The World Health Organization has secured permission to conduct independent sampling in officially coronavirus-free Turkmenistan, after expressing “serious concern” over rising pneumonia cases there, a WHO official said.
A Saturday state television report showing a teleconference involving Turkmenistan’s leader Gurbanguly Berdymukhamedov and WHO chief Tedros Adhanom Ghebreyesus made no mention of WHO concern over pneumonia cases or Berdymukhamedov’s pledge over sampling.
But Hans Kluge, the WHO’s Europe director, said the United Nations health body had “expressed serious concern about (a rise) in #COVID19 negative pneumonia” in Turkmenistan during the Friday call with Berdymukhamedov that he also participated in.
The WHO “urged for a @WHO team to sample independently #COVID19 tests in-country & take to @WHO reference labs. President agreed,” Kluge tweeted on Friday, without offering further details.

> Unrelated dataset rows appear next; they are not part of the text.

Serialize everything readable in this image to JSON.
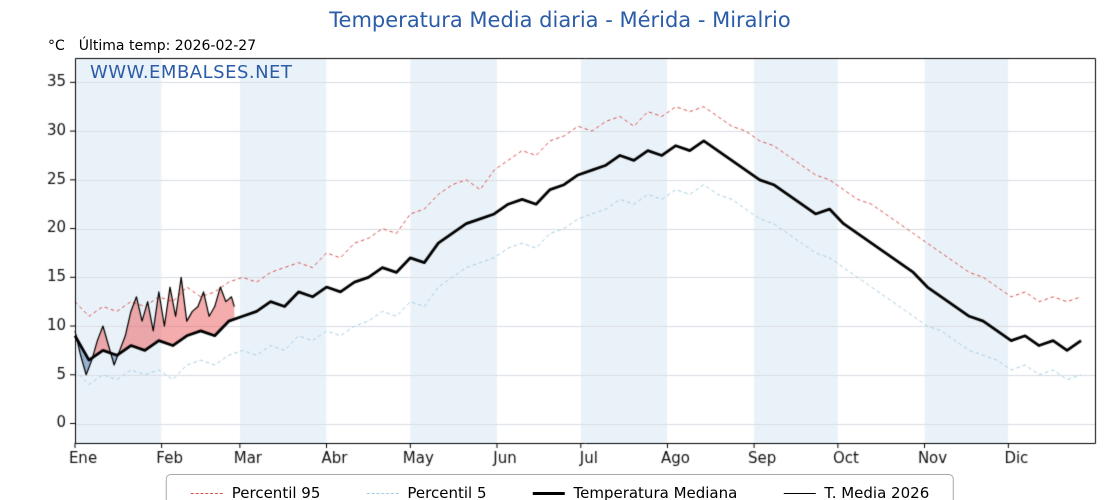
{
  "chart_data": {
    "type": "line",
    "title": "Temperatura Media diaria - Mérida - Miralrio",
    "unit": "°C",
    "last_temp": "Última temp: 2026-02-27",
    "watermark": "WWW.EMBALSES.NET",
    "ylim": [
      -2,
      37.5
    ],
    "y_ticks": [
      0,
      5,
      10,
      15,
      20,
      25,
      30,
      35
    ],
    "x_total_days": 365,
    "months": [
      {
        "label": "Ene",
        "start": 0
      },
      {
        "label": "Feb",
        "start": 31
      },
      {
        "label": "Mar",
        "start": 59
      },
      {
        "label": "Abr",
        "start": 90
      },
      {
        "label": "May",
        "start": 120
      },
      {
        "label": "Jun",
        "start": 151
      },
      {
        "label": "Jul",
        "start": 181
      },
      {
        "label": "Ago",
        "start": 212
      },
      {
        "label": "Sep",
        "start": 243
      },
      {
        "label": "Oct",
        "start": 273
      },
      {
        "label": "Nov",
        "start": 304
      },
      {
        "label": "Dic",
        "start": 334
      }
    ],
    "band_colors": [
      "#eaf2f9",
      "#ffffff"
    ],
    "grid_color": "#d9dee4",
    "series": [
      {
        "name": "Percentil 95",
        "color": "#d9534f",
        "style": "dashed",
        "width": 1,
        "x_start": 0,
        "x_step": 5,
        "values": [
          12.5,
          11,
          12,
          11.5,
          12.5,
          12,
          13,
          12.5,
          14,
          13,
          13.5,
          14.5,
          15,
          14.5,
          15.5,
          16,
          16.5,
          16,
          17.5,
          17,
          18.5,
          19,
          20,
          19.5,
          21.5,
          22,
          23.5,
          24.5,
          25,
          24,
          26,
          27,
          28,
          27.5,
          29,
          29.5,
          30.5,
          30,
          31,
          31.5,
          30.5,
          32,
          31.5,
          32.5,
          32,
          32.5,
          31.5,
          30.5,
          30,
          29,
          28.5,
          27.5,
          26.5,
          25.5,
          25,
          24,
          23,
          22.5,
          21.5,
          20.5,
          19.5,
          18.5,
          17.5,
          16.5,
          15.5,
          15,
          14,
          13,
          13.5,
          12.5,
          13,
          12.5,
          13
        ]
      },
      {
        "name": "Percentil 5",
        "color": "#a6cee3",
        "style": "dashed",
        "width": 1,
        "x_start": 0,
        "x_step": 5,
        "values": [
          5.5,
          4,
          5,
          4.5,
          5.5,
          5,
          5.5,
          4.5,
          6,
          6.5,
          6,
          7,
          7.5,
          7,
          8,
          7.5,
          9,
          8.5,
          9.5,
          9,
          10,
          10.5,
          11.5,
          11,
          12.5,
          12,
          14,
          15,
          16,
          16.5,
          17,
          18,
          18.5,
          18,
          19.5,
          20,
          21,
          21.5,
          22,
          23,
          22.5,
          23.5,
          23,
          24,
          23.5,
          24.5,
          23.5,
          23,
          22,
          21,
          20.5,
          19.5,
          18.5,
          17.5,
          17,
          16,
          15,
          14,
          13,
          12,
          11,
          10,
          9.5,
          8.5,
          7.5,
          7,
          6.5,
          5.5,
          6,
          5,
          5.5,
          4.5,
          5
        ]
      },
      {
        "name": "Temperatura Mediana",
        "color": "#000000",
        "style": "solid",
        "width": 2.8,
        "x_start": 0,
        "x_step": 5,
        "values": [
          9,
          6.5,
          7.5,
          7,
          8,
          7.5,
          8.5,
          8,
          9,
          9.5,
          9,
          10.5,
          11,
          11.5,
          12.5,
          12,
          13.5,
          13,
          14,
          13.5,
          14.5,
          15,
          16,
          15.5,
          17,
          16.5,
          18.5,
          19.5,
          20.5,
          21,
          21.5,
          22.5,
          23,
          22.5,
          24,
          24.5,
          25.5,
          26,
          26.5,
          27.5,
          27,
          28,
          27.5,
          28.5,
          28,
          29,
          28,
          27,
          26,
          25,
          24.5,
          23.5,
          22.5,
          21.5,
          22,
          20.5,
          19.5,
          18.5,
          17.5,
          16.5,
          15.5,
          14,
          13,
          12,
          11,
          10.5,
          9.5,
          8.5,
          9,
          8,
          8.5,
          7.5,
          8.5
        ]
      },
      {
        "name": "T. Media 2026",
        "color": "#000000",
        "style": "solid",
        "width": 1.2,
        "x": [
          0,
          2,
          4,
          6,
          8,
          10,
          12,
          14,
          16,
          18,
          20,
          22,
          24,
          26,
          28,
          30,
          32,
          34,
          36,
          38,
          40,
          42,
          44,
          46,
          48,
          50,
          52,
          54,
          56,
          57
        ],
        "values": [
          9.5,
          7,
          5,
          6.5,
          8.5,
          10,
          8,
          6,
          7.5,
          9,
          11.5,
          13,
          10.5,
          12.5,
          9.5,
          13.5,
          10,
          14,
          11,
          15,
          10.5,
          11.5,
          12,
          13.5,
          11,
          12,
          14,
          12.5,
          13,
          12
        ]
      }
    ],
    "fills": {
      "between": [
        "T. Media 2026",
        "Temperatura Mediana"
      ],
      "above_color": "rgba(233,90,90,0.50)",
      "below_color": "rgba(95,135,180,0.60)"
    },
    "legend": [
      "Percentil 95",
      "Percentil 5",
      "Temperatura Mediana",
      "T. Media 2026"
    ]
  }
}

A WHO mission visited the secretive gas-rich Central Asian state last month and advised the country to adopt measures including contact tracing “as if Covid-19 were already circulating” but stopped short of saying that it thought the government was covering up coronavirus cases.
Turkmenistan has since implemented a nationwide lockdown and warned citizens to wear masks, citing “dust” and “pathogens” carried by wind, rather than the virus.
State television said Berdymukhamedov had raised the issue of a “pneumonia of unknown etymology, which is rapidly spreading in our (Central Asian) region” in the call with the WHO, without saying if the pneumonia had reached Turkmenistan.
Berdymukhamedov even speculated that pneumonia cases in the region could be linked to a “new coronavirus.”
“I am confident in the need to consolidate the efforts of states in the very near future to correctly diagnose this disease under the patronage of the World Health Organization,” Berdymukhamedov was reported as saying.
Health is an important feature of state propaganda in ex-Soviet Turkmenistan, which has also claimed in the past to have zero cases of HIV/AIDS.